Boualem Sansal a été condamné ce jeudi 27 mars à 5 ans ans de prison ferme par le tribunal correctionnel de Dar El Beida à Alger.
Jeudi dernier, le procès de l’écrivain franco-algérien, détenu en Algérie depuis le 16 novembre 2024, avait pris de court ceux qui s’attendaient à une instruction plus longue.
Tenu sans annonce préalable, il avait surpris tant par la requalification des faits décidée par le juge d’instruction – qui a conduit Boualem Sansal, 80 ans, à comparaître non pas devant une cour criminelle, mais devant un tribunal correctionnel – que par la brièveté de l’audience, d’une vingtaine de minutes selon le journal arabophone Chorrouk présent sur place.
À l’issue de l’audience, le procureur avait requis dix ans de prison ferme et un million de dinars (environ 7000 euros) d’amende.
Le verdict, plus clément qu’annoncé, vient ainsi confirmer le scénario optimiste qu’évoquaient déjà, la semaine dernière, plusieurs sources proches du dossier.
L’accélération de la procédure laisserait, selon elles, penser que les autorités algériennes cherchent à clôturer au plus vite le dossier Sansal.
«Il y a eu une forme d’apaisement», a ainsi déclaré Mohamed Baghdadi, le bâtonnier d’Alger en suggérant que l’issue de cette affaire serait décidée en fonction de la personnalité de l’accusé. «C’est quand même un monsieur âgé, qui est fatigué, qui est malade et qui n’a pas d’antécédent judiciaire. Ce sont des éléments qui comptent dans le cadre de la procédure.»
Pour une autre source, cette condamnation permet à l’État algérien de «sauver la face tout en laissant la porte ouverte à une éventuelle grâce présidentielle», laquelle pourrait, selon certains pronostics, intervenir à la fin du Ramadan ou le 5 juillet, à l’occasion des grâces traditionnelles de la fête de l’Indépendance et de la Jeunesse. Or, cette mesure ne pouvant s’appliquer qu’aux condamnations définitives, le choix de Boualem Sansal de ne pas faire appel serait un indice en ce sens.
L’apaisement tout récent des tensions entre Paris et Alger, obtenu par des contacts au plus haut niveau entre les deux capitales, notamment mobilisés pour organiser au plus vite une visite à Alger du ministre des Affaires étrangères, Jean-Noël Barrot, a sans doute aussi beaucoup pesé dans le verdict.
Au cours de son procès, Boualem Sansal a «totalement nié» toutes les accusations formulées à son encontre par le juge : atteinte à l’unité nationale, outrage à corps constitué (l’armée), atteinte à l’économie nationale et détention de vidéos et de publications menaçant la sécurité et la stabilité nationale.
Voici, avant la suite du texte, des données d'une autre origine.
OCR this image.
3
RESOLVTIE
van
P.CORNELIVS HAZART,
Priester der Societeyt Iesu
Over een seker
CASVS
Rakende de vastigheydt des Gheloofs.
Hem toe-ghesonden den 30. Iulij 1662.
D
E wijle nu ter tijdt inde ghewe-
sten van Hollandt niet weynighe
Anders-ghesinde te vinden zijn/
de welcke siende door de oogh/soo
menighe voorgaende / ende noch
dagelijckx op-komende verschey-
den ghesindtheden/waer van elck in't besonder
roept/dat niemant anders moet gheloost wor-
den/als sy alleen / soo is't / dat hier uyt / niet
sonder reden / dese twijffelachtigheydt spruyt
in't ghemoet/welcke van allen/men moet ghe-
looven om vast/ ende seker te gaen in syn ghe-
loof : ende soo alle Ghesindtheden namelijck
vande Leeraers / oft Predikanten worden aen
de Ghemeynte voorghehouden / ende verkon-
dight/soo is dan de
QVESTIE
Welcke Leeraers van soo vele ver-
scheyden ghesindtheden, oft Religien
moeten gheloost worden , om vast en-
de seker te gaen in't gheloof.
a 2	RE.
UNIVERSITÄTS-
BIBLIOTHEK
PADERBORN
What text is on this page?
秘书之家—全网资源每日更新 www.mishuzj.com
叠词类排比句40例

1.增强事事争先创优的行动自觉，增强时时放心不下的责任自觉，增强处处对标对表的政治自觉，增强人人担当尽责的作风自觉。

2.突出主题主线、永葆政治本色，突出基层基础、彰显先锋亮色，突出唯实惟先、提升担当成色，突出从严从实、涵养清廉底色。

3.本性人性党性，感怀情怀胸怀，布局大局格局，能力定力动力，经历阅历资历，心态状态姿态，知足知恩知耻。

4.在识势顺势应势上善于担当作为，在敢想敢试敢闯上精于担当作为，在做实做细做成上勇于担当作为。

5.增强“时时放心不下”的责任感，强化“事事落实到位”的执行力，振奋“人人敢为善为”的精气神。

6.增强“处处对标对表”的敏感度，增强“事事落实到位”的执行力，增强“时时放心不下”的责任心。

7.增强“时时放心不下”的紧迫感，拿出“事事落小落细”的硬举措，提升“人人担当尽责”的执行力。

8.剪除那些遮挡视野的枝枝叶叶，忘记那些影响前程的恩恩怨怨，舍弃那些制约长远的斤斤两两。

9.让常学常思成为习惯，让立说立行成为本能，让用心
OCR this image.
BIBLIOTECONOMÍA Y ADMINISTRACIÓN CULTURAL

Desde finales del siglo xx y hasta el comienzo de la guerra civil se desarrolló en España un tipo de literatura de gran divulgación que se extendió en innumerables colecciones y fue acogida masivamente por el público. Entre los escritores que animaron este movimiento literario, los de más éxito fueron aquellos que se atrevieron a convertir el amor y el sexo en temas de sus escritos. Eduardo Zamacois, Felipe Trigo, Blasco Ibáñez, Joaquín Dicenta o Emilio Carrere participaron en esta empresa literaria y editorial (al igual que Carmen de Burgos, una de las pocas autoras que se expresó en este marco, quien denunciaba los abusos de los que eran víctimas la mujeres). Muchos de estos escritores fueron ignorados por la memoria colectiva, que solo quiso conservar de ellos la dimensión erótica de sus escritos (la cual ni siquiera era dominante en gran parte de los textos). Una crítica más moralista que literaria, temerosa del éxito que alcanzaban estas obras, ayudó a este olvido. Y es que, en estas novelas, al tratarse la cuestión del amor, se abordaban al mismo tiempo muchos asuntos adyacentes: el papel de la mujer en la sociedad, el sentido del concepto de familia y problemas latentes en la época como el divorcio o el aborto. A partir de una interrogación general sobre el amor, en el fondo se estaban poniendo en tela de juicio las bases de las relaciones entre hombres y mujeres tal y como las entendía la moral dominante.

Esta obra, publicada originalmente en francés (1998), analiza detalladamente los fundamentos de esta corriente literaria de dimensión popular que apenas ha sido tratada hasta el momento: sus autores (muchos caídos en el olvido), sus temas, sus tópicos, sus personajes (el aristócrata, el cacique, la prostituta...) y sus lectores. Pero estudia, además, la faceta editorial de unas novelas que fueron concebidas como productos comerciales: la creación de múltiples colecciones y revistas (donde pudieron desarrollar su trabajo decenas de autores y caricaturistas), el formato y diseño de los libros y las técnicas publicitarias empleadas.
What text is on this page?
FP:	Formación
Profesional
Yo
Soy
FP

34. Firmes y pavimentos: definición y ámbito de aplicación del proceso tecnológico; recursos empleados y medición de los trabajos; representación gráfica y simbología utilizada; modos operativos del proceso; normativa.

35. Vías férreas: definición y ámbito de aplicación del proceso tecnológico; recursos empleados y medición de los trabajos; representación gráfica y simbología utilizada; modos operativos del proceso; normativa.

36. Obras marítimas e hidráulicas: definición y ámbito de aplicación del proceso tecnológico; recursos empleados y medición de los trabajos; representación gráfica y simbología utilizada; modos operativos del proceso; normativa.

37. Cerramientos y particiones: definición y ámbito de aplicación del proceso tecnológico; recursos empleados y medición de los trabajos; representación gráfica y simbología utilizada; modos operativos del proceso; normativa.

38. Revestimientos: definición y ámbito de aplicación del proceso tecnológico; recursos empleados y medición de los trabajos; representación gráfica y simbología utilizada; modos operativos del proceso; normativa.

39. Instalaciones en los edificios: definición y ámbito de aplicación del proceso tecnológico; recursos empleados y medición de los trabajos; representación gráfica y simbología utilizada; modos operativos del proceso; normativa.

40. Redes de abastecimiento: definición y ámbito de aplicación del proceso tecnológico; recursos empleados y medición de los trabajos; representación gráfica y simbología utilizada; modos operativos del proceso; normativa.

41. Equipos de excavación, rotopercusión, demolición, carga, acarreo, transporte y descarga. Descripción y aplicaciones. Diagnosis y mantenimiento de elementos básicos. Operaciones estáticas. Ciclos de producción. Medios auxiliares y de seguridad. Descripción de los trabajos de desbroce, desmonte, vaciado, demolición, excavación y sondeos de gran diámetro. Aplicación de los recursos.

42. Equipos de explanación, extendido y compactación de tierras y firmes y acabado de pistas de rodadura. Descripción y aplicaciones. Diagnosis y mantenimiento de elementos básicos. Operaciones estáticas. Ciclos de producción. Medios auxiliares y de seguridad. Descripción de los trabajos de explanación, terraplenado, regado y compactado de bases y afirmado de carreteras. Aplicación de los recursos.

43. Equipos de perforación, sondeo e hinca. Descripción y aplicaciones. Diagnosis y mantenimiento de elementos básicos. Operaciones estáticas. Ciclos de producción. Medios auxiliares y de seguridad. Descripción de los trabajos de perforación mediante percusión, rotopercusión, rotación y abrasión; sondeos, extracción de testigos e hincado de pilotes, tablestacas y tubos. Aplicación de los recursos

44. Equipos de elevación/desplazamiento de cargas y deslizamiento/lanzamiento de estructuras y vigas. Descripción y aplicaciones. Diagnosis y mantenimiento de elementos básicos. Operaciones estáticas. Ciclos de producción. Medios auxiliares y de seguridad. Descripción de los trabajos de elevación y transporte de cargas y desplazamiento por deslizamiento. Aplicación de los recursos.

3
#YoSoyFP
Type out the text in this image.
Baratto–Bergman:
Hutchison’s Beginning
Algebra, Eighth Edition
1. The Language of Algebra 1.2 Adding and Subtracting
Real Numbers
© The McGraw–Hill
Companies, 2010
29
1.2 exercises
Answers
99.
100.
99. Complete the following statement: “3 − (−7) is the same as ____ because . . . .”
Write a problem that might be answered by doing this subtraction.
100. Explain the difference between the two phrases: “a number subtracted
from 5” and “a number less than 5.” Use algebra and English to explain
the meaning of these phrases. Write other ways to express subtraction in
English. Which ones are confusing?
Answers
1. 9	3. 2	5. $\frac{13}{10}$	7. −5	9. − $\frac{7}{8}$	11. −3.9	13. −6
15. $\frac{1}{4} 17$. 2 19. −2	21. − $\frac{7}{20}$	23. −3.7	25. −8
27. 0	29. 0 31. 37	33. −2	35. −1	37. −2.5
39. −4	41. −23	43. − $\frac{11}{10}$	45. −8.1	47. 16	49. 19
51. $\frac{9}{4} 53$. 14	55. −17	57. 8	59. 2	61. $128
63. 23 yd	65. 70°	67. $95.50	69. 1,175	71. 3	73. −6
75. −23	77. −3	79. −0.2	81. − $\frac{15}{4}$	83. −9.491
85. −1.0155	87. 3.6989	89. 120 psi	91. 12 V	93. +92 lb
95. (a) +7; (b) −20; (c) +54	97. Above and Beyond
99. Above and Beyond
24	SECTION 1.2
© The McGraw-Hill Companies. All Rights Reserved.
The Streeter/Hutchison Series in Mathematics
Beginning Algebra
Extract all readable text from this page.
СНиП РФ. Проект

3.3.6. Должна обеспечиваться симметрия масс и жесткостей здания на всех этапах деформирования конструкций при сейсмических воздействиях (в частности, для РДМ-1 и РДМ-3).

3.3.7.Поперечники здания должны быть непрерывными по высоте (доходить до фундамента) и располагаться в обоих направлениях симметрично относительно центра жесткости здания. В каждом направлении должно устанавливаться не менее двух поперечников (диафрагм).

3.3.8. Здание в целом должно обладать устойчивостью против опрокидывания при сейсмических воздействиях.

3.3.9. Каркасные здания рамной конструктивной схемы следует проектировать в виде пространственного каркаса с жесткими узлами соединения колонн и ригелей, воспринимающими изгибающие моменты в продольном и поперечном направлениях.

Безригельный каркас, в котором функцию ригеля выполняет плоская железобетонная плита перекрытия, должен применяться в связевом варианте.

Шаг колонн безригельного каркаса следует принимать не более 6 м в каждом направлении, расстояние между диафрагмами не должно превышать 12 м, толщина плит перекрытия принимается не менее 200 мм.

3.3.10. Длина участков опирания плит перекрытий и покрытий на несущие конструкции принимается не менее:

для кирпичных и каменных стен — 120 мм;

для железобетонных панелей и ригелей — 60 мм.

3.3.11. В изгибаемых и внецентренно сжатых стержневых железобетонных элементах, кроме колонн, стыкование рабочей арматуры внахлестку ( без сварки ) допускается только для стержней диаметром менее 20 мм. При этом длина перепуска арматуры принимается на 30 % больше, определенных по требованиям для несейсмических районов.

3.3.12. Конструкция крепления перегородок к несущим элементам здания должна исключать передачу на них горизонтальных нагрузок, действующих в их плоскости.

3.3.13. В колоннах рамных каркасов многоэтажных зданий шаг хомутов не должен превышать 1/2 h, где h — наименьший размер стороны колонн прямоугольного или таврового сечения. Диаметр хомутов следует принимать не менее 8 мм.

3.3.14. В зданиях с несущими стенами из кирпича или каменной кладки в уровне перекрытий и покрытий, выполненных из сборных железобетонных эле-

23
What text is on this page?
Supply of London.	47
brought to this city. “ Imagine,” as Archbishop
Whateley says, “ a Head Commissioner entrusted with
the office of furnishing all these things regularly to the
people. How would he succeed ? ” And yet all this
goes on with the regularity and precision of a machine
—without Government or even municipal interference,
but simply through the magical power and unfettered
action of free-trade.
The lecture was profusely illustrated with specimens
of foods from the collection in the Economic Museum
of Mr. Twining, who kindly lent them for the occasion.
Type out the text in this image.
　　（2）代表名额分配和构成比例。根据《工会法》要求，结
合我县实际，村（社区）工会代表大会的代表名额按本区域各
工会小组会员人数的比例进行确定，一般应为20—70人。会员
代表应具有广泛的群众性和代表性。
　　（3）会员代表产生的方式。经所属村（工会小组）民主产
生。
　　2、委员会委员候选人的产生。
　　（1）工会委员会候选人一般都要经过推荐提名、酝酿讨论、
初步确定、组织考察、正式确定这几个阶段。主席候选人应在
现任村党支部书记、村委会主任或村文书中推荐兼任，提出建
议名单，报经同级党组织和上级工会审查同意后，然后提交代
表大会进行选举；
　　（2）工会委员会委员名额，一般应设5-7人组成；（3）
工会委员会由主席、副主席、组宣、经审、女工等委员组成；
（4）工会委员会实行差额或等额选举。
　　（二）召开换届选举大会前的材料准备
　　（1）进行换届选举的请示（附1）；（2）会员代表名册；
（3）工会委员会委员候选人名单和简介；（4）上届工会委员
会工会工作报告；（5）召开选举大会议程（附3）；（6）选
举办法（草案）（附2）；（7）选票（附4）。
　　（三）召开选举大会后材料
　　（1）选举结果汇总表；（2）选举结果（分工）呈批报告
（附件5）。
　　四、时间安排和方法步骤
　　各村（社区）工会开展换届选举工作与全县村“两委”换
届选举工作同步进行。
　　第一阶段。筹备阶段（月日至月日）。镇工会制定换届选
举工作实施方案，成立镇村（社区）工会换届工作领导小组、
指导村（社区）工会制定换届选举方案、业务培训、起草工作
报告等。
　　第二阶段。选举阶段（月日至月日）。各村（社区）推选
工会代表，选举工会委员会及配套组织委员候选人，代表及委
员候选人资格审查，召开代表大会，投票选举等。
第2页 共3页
Alors qu’en France, une partie de la classe politique a manifesté à Paris cette semaine pour réclamer la libération de l’écrivain, les médias algériens ont continué à marteler que les propos tenus par Boualem Sansal sont graves. Pour le site souverainiste Algérie Patriotique, il reste un «faux martyr», qui «n’est pas persécuté pour avoir dénoncé l’injustice» mais «glorifié pour avoir relativisé la colonisation». Le quotidien L’Expression a rappelé que l’accusé s’était défendu de «porter atteinte à la sécurité de l’État ou de porter atteinte à l’Algérie», «contrairement» à ce que laissaient penser «ses déclarations vues par des millions d’Algériens affligés».